Not quite. Did you read any of this morning's screaming headlines that Amazon Web Services sold its business in China and was abandoning the world's second-largest economy? Turns out not. Amazon says it complied with a local law and sold ownership of some some of its physical assets to a Chinese firm called Beijing Sinnet Technology. "No, AWS did not sell its business in China and remains fully committed to ensuring Chinese customers continue to receive AWS’s industry leading cloud services," Amazon said. While we're on the topic of Amazon, I wonder if Jeff Bezos is a big fan of J.R.R. Tolkien. Seems likely after Amazon just reportedly laid out $200 million to $500 million for the rights to make a TV series based on the Lord of the Rings books.

Smash and grab. A gang of scooter-riding thieves smashed through the glass doors of Apple's posh Regent Street store in London and made off with thousands of dollars of merchandise. The city is dealing with a rising crime wave of moped gangs.

Tax crunch. A provision in a draft of the Senate's tax bill would hit employees of startups hard. Under the proposal, employees would owe taxes on stock options as soon as they vested, not when they were exercised. The treatment "would be the end of equity compensation in startups as we know it," VC Fred Wilson wrote.

FOOD FOR THOUGHT

A long article about the success of Chinese security camera maker Hangzhou Hikvision Digital Technology in the Wall Street Journal has plenty of speculation and innuendo but not much proof of the dangers of relying on Chinese made gear in senstive areas. It's true the company is partially owned by the Chinese government and that the U.S. State Department removed some Hikvision cameras from the U.S. embassy in Kabul. What happened next?

Shortly thereafter, the General Services Administration removed Hikvision from a list of automatically approved suppliers, companies that make their products in countries that have certain trade agreements with the U.S. The agency says it nixed the firm after it was alerted the products were manufactured and assembled in China, which isn’t on the list. U.S. government agencies that want to buy Hikvision gear can’t go through the GSA system, but have to take extra steps such as showing the items are fairly priced.

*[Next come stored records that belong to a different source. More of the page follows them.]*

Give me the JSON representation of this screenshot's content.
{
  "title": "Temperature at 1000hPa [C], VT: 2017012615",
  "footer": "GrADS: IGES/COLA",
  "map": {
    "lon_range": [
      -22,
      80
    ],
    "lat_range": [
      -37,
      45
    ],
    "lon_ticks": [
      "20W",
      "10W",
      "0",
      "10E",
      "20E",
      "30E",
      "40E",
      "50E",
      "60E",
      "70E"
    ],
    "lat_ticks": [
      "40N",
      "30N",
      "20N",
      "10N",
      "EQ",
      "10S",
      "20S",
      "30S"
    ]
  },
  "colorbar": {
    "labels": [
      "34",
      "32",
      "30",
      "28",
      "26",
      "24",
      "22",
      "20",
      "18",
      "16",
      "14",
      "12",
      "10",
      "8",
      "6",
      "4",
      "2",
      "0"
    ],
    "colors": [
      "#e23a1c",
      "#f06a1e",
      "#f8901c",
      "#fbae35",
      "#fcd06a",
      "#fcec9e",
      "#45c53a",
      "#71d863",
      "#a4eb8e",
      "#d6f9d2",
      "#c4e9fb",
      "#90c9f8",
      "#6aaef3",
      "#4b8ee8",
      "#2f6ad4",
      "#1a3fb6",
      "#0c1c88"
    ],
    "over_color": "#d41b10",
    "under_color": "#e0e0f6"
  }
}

Hikvision says its gear was listed on the GSA by two resellers, which it says it hadn’t authorized. Hikvision says it asked the resellers to remove the products from the GSA list.

IN CASE YOU MISSED IT

7 Killer Traits Female Investors Seek in Tech Startup Founders By Andrew Nusca

Tesla Is a ‘Hotbed for Racist Behavior’ Says This Ex-Employee By Keshia Hannam

Sprint to Give Unlimited Customers Free Hulu Access, Analyst Says By Aaron Pressman

Google Is Being Investigated by Missouri Attorney General By Jonathan Vanian

Amazon Reportedly Beefing Up AI Capabilities in the Cloud By Aaron Pressman

BEFORE YOU GO

Do you remember CompuServe? The dominant online service before AOL? Turns out CompuServe and its once vibrant online discussion bulletin boards, as they were called back in the day, had been hanging around all this time. Well, time's up. After various ownership changes over the decades, CompuServe is now in the hands of Verizon, which will shutter the boards next month, Fast Company reports.